In Mali, the King and President Ibrahim Boubacar Keita presided over the signing of 17 bilateral cooperation agreements. This was the second Mali visit in less than six months for the King, whose September trip to Bamako resulted in an agreement to send 500 Malian imams to Morocco for training in using Morocco’s moderate Islam to help fight the spread of extremism. The first 100 imams have already begun their training.
In Cote d’Ivoire, the King delivered a keynote speech at the first-ever Moroccan-Ivorian Economic Forum in Abidjan, where he stated that “a vibrant, developed Africa is not merely a dream for tomorrow; it can be a reality today, provided we take action,” and that “Africa should learn to trust Africa.” The Moroccan delegation and their Ivorian counterparts signed 26 bilateral cooperation agreements that included plans to build 8,000 new affordable housing units in Abidjan.
In Guinea, the King and President Alpha Condé chaired the signing of 21 bilateral cooperation agreements and inaugurated a new “Moulins de l’Afrique” flour mill, a joint 30-milllion-Euro Morocco-Guinea venture that will create hundreds of jobs. In a joint statement, Guinea and Morocco called for deploying a strengthened UN peacekeeping force in the Central African Republic, where Morocco has already provided military support to help stabilize the country. In addition, President Condé expressed Guinea’s continuing support for Morocco’s autonomy initiative to end the Western Sahara conflict. Morocco received backing on the Sahara issue on the other three legs of the tour as well.
At his final stop, King Mohammed VI and Gabonese President Ali Bongo Ondimba presided over the signing of 24 bilateral agreements. They also launched a strategic partnership to build, with Morocco’s Office Cherifien de Phosphate (OCP), facilities in Gabon and Morocco to produce fertilizer that will significantly increase agricultural output and food security in neighboring countries.

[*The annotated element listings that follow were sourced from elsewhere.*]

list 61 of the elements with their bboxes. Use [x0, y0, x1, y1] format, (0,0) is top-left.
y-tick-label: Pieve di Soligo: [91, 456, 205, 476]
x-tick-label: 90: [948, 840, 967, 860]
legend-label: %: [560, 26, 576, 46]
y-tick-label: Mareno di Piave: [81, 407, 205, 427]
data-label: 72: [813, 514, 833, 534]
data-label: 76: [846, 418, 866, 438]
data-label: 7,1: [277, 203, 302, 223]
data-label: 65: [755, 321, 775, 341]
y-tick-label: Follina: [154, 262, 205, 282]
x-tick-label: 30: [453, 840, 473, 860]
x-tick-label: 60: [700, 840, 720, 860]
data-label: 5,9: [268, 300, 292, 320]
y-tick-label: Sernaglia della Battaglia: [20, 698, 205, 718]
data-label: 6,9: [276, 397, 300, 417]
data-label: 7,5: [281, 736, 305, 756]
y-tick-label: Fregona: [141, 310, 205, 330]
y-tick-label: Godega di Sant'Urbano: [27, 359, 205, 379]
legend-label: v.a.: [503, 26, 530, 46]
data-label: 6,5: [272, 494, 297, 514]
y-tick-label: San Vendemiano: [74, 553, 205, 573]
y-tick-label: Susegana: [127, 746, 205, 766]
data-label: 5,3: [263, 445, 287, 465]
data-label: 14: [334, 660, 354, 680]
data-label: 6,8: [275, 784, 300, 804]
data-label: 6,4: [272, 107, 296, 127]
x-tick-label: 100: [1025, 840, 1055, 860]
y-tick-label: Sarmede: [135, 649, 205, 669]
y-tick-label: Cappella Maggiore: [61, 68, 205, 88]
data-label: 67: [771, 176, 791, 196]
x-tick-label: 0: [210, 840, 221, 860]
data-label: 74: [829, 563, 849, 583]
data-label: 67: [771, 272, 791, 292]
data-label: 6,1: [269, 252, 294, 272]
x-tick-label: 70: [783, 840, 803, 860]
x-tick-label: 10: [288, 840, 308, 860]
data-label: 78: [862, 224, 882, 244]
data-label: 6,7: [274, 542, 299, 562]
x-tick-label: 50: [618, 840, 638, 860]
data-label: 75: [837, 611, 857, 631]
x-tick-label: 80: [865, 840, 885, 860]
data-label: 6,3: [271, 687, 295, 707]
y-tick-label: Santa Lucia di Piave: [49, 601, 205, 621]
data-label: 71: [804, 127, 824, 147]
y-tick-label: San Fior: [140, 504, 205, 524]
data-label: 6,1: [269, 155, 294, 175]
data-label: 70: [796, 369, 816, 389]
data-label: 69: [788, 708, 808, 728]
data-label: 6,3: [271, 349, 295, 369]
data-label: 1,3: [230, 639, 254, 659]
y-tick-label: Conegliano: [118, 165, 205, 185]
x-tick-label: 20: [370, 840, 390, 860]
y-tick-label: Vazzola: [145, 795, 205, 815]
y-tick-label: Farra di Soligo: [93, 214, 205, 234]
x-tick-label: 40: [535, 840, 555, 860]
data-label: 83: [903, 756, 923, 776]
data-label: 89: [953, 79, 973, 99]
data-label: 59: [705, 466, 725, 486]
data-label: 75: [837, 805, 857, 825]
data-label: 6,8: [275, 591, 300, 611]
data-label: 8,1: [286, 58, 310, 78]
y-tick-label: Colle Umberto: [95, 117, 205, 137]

“King Mohammed’s Africa tour delivered on Morocco’s commitment to help build a strong, united, and prosperous future for the continent,” said former US Ambassador to Morocco Edward M. Gabriel. “In deeds as well as words, Morocco and its partners have shown they are serious about ‘Africa working with Africa’ to overcome its challenges and chart a bright new course forward — together.”